Professor of Global Affairs Mukesh Kapila, who prior to teaching at the University of Manchester was the UN Resident and Humanitarian Coordinator for Sudan, pointed out that history suggests new countries go through a level of instability.
“The international community needs to be tolerant. The idea that you could impose a western style democracy, a winner takes all approach, and the rituals of a mature state and expect everything to work is complete nonsense.”
“Peace and society is built from the bottom up, not top down. You need a much more grassroots approach, local democracy and local governance.”
Mourtat agreed with Kapila that a resolution could be best reached through the grassroots, specifically through the strengthening of local councils: “During the war, one of the most successful campaigns was organising grassroots district councils.” He explained, “the SPLA has lost its way since it came into power. This local administration has been lost and that needs to be re-established.”

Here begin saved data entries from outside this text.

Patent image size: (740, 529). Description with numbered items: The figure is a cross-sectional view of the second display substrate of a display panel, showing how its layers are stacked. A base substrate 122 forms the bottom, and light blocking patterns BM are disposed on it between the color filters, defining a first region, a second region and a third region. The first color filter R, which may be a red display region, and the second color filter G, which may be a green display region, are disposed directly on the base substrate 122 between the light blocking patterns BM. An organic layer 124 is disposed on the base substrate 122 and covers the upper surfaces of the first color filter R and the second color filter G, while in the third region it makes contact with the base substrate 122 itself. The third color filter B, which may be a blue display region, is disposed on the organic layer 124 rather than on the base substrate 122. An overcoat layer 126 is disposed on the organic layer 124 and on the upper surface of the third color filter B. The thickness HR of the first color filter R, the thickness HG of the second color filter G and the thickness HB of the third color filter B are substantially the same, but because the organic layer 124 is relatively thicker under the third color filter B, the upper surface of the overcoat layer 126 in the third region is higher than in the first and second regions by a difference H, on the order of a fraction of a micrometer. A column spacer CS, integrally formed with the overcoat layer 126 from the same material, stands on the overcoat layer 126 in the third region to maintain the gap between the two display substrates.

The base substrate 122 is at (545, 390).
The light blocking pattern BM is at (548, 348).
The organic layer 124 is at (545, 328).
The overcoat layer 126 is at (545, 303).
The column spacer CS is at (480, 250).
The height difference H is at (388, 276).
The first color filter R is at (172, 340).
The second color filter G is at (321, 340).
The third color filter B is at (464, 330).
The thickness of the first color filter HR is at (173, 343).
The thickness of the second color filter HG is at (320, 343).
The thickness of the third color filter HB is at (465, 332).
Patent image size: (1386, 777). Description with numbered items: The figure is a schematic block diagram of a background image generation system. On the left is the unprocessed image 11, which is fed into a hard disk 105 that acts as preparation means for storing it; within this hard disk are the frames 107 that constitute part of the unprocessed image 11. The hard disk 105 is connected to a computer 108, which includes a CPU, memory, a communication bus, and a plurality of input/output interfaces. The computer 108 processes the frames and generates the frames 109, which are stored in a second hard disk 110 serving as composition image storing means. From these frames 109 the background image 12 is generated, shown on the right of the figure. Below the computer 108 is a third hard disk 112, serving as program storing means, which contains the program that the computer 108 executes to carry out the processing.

When an audience member asked if more UN peacekeepers were needed, the former Sudan UN coordinator, Kapila, went as far to call the current peacekeeping response “abominable”.
“If you look at the case of Darfur, the biggest UN peacekeeping operation” said Kapila, “the situation is as bad as ever. Why are [global taxpayers] paying a billion dollars a year, yet there is ongoing violence. How is a UN peacekeeper force going to bring about peace between a sovereign government and an armed insurgency?”
He reasoned: “Spend it on trying to build grassroots to build community reconciliation and community peace building capacities.”